A Love Letter to My Son on the Occasion of His 23rd Birth Anniversary
There have been now 23 days in my life, where I am reminded, so completely, that I can create. The creation of you had, for me, many lessons I needed to learn about that most fundamental vital energy of existence - Love - with the big L.
By the time I was the age you are now, my body had been ravaged by disease, a dis-ease of my physical self, that had, every month, from age 13, tried to grow nourishment for a baby in places no baby would ever want to grow.
Endometrial cells can't actually tell if they are in a woman's uterus, or in say, her kidney, or brain, so, every moon, when the hormones kicked in to signal that it was time to lay down some food, they would gratefully do so inside me, in my heart-shaped uterus (…the doctor called it a bicornuate uterus…) but also, all along the surfaces of my intestines, stomach, and fallopian tubes. This unnecessary fetus food grew inside me as an additive, and with every cycle, would grow and grow, like interest in a bank account, except, that the money could never be used, could never be useful. So, this growth pushed against everything else in my abdominal region, and this inner pressure would build, as balls of endometrium called from within, "SEE US, FEEL US"! But no one, no doctor, could translate this cellular cry. And so it continued, for a decade of pain.
After ten years, the endometrial balls grew, at their largest, to the size of a small watermelon. Ironically, I looked as if I was going to have a baby. I kept all the pain inside. My doctor cried on my behalf. I didn’t know that was an option. It was at this point, age 23, where I could no longer stand the agony of this life. Your father put me in the car and drove me to the emergency room. This event reminds me now of so many joyful partners driving their pregnant and in-labor soon-to-be-mothers wildly to the ER, except in our case, there was no baby with all that labor, just a small endometrial watermelon. This was the antithesis of pointless labor, fused with an experience of being tortured from the inside. In the car, the pain crescendoed to the point where I did beg God to end my life. There wasn't too much bargaining that went along with that plea - such pain reduces one to their most basic, animal self.
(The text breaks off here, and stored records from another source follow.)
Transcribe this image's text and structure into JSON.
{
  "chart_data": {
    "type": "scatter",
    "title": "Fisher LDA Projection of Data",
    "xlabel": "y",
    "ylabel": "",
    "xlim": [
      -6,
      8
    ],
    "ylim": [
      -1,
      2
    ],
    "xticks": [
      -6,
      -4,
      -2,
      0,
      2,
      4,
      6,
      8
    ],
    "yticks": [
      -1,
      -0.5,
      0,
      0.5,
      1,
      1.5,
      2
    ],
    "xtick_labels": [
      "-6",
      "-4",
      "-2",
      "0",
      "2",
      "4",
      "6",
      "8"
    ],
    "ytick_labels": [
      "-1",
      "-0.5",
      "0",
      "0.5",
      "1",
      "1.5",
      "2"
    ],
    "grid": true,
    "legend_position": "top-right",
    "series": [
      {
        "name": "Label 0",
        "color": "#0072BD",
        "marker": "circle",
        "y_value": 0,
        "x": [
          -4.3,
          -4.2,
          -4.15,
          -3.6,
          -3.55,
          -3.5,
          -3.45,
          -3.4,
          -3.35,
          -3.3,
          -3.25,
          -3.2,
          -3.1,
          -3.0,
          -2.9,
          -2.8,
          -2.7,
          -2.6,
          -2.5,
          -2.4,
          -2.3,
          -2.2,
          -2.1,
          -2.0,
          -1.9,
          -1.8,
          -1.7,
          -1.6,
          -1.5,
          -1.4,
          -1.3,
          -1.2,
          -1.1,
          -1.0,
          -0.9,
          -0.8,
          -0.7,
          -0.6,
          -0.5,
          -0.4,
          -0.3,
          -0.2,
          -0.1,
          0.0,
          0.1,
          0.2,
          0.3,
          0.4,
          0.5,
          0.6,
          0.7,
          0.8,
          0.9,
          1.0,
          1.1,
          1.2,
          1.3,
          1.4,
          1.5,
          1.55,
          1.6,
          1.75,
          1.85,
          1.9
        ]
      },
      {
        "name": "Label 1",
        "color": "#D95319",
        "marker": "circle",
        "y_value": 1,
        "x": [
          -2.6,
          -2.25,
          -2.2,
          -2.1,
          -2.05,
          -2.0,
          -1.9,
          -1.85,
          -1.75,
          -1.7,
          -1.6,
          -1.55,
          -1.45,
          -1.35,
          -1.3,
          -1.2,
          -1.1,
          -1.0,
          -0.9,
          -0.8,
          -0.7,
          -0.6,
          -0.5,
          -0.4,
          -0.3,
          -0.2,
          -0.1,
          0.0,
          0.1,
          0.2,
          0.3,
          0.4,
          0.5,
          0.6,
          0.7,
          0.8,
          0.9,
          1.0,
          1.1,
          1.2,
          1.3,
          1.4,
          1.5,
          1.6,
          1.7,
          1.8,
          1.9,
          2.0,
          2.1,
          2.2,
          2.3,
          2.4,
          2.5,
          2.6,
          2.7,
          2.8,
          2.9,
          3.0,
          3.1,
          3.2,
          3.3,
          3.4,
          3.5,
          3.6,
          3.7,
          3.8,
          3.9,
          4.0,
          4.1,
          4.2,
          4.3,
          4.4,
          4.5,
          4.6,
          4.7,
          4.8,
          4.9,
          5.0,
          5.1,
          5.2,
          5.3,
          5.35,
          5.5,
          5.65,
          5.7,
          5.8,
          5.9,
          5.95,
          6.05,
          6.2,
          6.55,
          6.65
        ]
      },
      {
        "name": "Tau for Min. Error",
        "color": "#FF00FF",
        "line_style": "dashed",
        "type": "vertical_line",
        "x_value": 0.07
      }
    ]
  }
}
The plea deal with God was this:
“This has to end, so please take my life, the suffering is too great, so just send me a knife, and I will take care of the rest, I am certainly strong enough to do that. And God, you need to know —
life should be better than this.”
It was in that nexus point of surrender, married to a belief in a life free of suffering, that I became the Buddhist I had not yet become. It was a moment of Conversion, of belief in something both greater than myself, and something greater for myself. It was the cracking of the egg, from the inside. And in that cracking, I was born anew. You, my son, would be born, from this insight too. For it followed from there that we discovered what had been going on inside of my body, and its cure - to become pregnant. So, your father and I set to work on that…which is a story for another birthday, or perhaps not.
For this birthday, Love, dearest Connor reborn as Quinn, I want you to know that you were my cure. Not just from the endometriosis, but from a life of suffering. You were the seed, before conception, of knowing that life should be more. Life should be the thing that makes it worth living. And that we must demand such a life for ourselves, from the aspect of us that can grace us with the knowing that we are far greater than we believe ourselves to be.
I wish you the most amazing life Quinn, filled with laughter, joy, wonder, and the courage to be the unique fractal of Love that was created to end my suffering.